John Barry, COO
For any pharmaceutical or biotechnology company with a viable asset, time is of the essence and moving that asset through FDA approval and to the market as quickly as possible is a key priority. On the contrary, for many CRO and other service provider business models, the value is driven by the duration and volume of the work performed. We are left with an asynchrony in value propositions; time creates value for a CRO while eroding value for their customer. One CRO, Pharm-Olam, is leveraging its years of experience to bring synchrony into their customers’ value propositions. They do this through execution strategies and contract models that serve to align the value creation of both companies. “We are connecting the accrual of value for our customers with how we accrue value for our company,” explains John Barry, COO at Pharm-Olam. “Where we have responsibility, these contract structures create enforceable consequences for when we create (i.e., reduce time) or erode (i.e., increase time) the value for our customer.”

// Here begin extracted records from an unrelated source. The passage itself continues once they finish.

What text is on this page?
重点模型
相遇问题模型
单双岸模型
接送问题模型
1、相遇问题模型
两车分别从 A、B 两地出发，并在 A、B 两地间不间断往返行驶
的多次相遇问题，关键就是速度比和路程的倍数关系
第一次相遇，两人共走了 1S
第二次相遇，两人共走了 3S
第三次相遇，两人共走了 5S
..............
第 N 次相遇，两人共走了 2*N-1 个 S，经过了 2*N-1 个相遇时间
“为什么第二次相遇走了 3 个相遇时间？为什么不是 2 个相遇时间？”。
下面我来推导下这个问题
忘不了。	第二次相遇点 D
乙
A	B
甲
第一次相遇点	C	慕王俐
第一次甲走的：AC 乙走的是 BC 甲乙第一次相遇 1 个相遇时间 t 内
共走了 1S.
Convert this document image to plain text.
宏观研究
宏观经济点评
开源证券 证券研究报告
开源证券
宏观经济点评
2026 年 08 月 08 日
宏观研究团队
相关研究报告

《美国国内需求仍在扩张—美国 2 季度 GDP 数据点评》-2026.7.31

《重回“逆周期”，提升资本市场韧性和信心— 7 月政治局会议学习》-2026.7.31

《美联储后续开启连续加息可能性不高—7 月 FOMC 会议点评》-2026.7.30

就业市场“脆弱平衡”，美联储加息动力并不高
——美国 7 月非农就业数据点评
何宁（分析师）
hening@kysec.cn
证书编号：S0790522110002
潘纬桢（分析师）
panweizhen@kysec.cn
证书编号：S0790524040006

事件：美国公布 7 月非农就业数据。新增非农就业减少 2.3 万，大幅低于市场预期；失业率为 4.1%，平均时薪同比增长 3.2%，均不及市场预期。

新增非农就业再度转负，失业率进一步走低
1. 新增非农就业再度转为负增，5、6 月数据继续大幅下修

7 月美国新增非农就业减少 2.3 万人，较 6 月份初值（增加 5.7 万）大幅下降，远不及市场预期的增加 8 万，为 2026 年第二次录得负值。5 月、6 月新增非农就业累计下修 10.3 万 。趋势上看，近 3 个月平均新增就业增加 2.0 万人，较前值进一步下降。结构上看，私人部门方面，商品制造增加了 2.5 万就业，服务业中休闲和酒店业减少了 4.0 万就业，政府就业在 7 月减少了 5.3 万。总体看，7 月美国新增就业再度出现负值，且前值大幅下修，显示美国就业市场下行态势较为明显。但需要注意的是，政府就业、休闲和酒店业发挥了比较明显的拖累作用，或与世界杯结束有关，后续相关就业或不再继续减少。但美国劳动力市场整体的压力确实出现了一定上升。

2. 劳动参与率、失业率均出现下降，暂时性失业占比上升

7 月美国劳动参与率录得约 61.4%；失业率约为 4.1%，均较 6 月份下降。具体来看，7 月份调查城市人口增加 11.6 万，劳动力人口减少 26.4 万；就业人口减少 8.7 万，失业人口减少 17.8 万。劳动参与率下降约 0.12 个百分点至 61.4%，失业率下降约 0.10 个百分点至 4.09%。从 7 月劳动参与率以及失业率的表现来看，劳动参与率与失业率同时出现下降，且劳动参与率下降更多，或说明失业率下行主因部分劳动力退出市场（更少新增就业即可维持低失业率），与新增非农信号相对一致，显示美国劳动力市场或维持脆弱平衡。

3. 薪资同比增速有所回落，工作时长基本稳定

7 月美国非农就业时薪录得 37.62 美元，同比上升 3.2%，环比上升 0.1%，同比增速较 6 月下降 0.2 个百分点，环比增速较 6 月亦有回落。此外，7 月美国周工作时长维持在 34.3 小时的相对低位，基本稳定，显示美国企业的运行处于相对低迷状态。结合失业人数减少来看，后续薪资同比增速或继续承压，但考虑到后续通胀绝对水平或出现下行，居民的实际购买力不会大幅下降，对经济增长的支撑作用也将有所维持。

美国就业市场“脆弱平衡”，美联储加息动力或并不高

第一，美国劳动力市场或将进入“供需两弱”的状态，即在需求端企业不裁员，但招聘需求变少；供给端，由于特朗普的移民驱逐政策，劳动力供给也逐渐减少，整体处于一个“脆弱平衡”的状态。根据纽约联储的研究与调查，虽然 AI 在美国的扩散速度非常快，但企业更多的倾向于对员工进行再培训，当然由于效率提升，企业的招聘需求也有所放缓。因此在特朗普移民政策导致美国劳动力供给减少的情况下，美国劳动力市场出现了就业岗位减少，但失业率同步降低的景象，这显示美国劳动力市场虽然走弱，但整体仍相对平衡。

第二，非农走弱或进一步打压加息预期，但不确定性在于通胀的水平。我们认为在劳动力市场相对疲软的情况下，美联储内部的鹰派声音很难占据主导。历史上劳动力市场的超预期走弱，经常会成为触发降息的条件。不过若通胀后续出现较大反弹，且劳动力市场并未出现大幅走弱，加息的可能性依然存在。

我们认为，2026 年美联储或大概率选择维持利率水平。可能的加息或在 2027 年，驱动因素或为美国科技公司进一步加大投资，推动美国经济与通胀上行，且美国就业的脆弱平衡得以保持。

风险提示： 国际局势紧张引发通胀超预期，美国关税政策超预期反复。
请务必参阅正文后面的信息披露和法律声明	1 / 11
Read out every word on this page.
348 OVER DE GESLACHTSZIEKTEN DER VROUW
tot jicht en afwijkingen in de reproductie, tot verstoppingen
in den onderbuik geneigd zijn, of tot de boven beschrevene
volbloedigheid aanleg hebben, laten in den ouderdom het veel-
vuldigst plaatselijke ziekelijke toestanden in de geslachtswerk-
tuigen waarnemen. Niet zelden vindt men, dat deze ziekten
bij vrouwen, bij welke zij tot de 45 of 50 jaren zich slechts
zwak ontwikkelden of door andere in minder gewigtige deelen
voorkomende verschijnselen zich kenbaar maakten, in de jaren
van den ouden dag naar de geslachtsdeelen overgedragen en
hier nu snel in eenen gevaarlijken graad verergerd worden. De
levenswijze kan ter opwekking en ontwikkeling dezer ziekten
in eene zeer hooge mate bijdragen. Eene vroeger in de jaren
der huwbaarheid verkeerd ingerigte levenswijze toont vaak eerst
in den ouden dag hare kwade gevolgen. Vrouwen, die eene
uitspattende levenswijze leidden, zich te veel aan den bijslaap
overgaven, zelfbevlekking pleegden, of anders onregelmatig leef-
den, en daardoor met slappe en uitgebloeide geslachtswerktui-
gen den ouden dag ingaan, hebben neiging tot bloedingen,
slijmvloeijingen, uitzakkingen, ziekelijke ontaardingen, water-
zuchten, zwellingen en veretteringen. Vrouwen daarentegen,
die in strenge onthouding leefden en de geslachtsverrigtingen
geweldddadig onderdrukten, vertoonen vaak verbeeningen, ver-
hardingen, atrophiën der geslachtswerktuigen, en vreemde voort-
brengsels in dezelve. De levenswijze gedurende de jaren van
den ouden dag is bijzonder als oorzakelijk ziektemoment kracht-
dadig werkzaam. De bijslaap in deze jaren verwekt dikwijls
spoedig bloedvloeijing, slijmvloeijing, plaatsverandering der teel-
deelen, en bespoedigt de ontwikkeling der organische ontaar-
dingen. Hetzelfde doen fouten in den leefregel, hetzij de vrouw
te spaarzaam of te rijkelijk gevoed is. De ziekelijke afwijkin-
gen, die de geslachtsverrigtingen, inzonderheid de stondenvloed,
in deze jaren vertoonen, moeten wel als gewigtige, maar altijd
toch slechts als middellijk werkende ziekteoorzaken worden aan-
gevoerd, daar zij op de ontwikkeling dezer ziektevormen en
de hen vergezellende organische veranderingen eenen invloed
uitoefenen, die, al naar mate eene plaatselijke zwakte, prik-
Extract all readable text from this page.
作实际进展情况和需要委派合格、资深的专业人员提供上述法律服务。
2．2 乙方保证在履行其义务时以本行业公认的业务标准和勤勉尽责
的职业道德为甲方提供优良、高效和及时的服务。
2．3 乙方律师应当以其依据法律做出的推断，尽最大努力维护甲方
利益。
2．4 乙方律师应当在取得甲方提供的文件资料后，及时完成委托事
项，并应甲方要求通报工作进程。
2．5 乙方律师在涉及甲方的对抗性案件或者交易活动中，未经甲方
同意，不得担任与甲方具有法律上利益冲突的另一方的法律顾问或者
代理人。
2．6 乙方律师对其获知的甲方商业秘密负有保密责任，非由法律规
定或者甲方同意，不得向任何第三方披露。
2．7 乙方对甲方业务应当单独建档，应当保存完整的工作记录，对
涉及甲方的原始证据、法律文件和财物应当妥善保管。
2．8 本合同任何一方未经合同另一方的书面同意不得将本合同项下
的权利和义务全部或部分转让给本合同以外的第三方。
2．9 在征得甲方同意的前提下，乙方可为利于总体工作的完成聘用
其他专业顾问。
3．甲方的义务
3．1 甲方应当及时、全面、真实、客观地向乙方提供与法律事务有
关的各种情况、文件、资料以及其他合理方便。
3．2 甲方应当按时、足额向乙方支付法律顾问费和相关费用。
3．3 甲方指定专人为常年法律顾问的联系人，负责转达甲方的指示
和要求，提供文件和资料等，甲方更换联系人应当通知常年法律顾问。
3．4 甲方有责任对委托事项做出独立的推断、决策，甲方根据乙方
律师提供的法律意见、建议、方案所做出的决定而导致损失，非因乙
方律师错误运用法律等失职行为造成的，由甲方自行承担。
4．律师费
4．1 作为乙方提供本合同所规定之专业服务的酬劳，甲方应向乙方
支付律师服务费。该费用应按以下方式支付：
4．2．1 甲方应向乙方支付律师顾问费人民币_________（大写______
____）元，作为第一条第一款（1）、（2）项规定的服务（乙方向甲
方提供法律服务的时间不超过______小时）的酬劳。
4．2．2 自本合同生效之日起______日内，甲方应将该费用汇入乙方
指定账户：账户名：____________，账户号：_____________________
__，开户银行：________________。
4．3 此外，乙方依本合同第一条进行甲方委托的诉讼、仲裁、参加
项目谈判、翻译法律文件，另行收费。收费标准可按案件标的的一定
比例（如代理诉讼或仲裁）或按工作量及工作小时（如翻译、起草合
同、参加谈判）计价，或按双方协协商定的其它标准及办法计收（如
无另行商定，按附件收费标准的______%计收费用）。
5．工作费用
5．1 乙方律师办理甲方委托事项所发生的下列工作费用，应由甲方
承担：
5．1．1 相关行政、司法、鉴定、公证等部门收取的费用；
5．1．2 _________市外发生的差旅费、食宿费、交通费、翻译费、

While doing this, Pharm-Olam is addressing another significant challenge for the industry in the lack of synchronization between the various providers working on a clinical trial. It’s an entire delivery ecosystem that can include a central lab, specialty lab, ePRO provider, imaging provider, and so on. Pharm-Olam discriminates the difference between its responsibility, or what they are contracted to perform and its accountability which is the delivery of a successful project to its customer. “Responsibility may be defined and bound by our contract, but our accountability spans the entire delivery ecosystem; our customer is only successful if the entire ecosystem delivers,” says Barry. “We link arms with our other ecosystem partners to make sure that we stay in sync with them and vice versa.”
Responsibility may be defined and bound by our contract, but our accountability spans the entire delivery ecosystem; our customer is only successful if the entire ecosystem delivers.
As the data volume in clinical trials continues to grow, CROs must stay updated, relevant, and leverage technology to help inform their decisions as well as their customers’. For this reason, Pharm-Olam maintains a strategic relationship with Medidata, a leading technology solutions provider. A key tenant of this partnership was Medidata’s willingness to embrace a similar accountability to the ecosystem working on customer projects. “For us, the Medidata technology platform provides the ‘fabric’ of this ecosystem, connecting each of the delivery partners together in a unified platform. It is a work in progess but we are excited about the early success we have already seen,” comments Barry.
Over its 25 years, Pharm-Olam has built significant capability in areas such as oncology, infectious disease, and rare and orphan indications. “These are red ocean areas where most CROs are present so we are also considering some blue open strategies we have identified.” These include the nonprofit and government space work in established and emerging geographies like middle and north Africa. Led by CEO, David Grange, a retired two-star general with a long history in Special Operations, Pharm-Olam has built networks that enable rapid deployment into these emerging areas and diseases.
Despite their success, Barry acknowledges that more work needs to be done, particularly in bringing clinical trials to the patients that need them. “In most cases, the patients and trials are out there but they rarely intersect,” explains Barry. “In the therapy areas we cover, the most promising treatments are likely still in clinical development and it is our job to bring these treatments to our patients.” The only way to do that before FDA approval is through clinical trials, in part because regulation changes have not kept pace with technology advances. “It still takes too long to bring a promising new treatement to the market. As an industry, this is a problem we must continue to try and solve,” concludes Barry.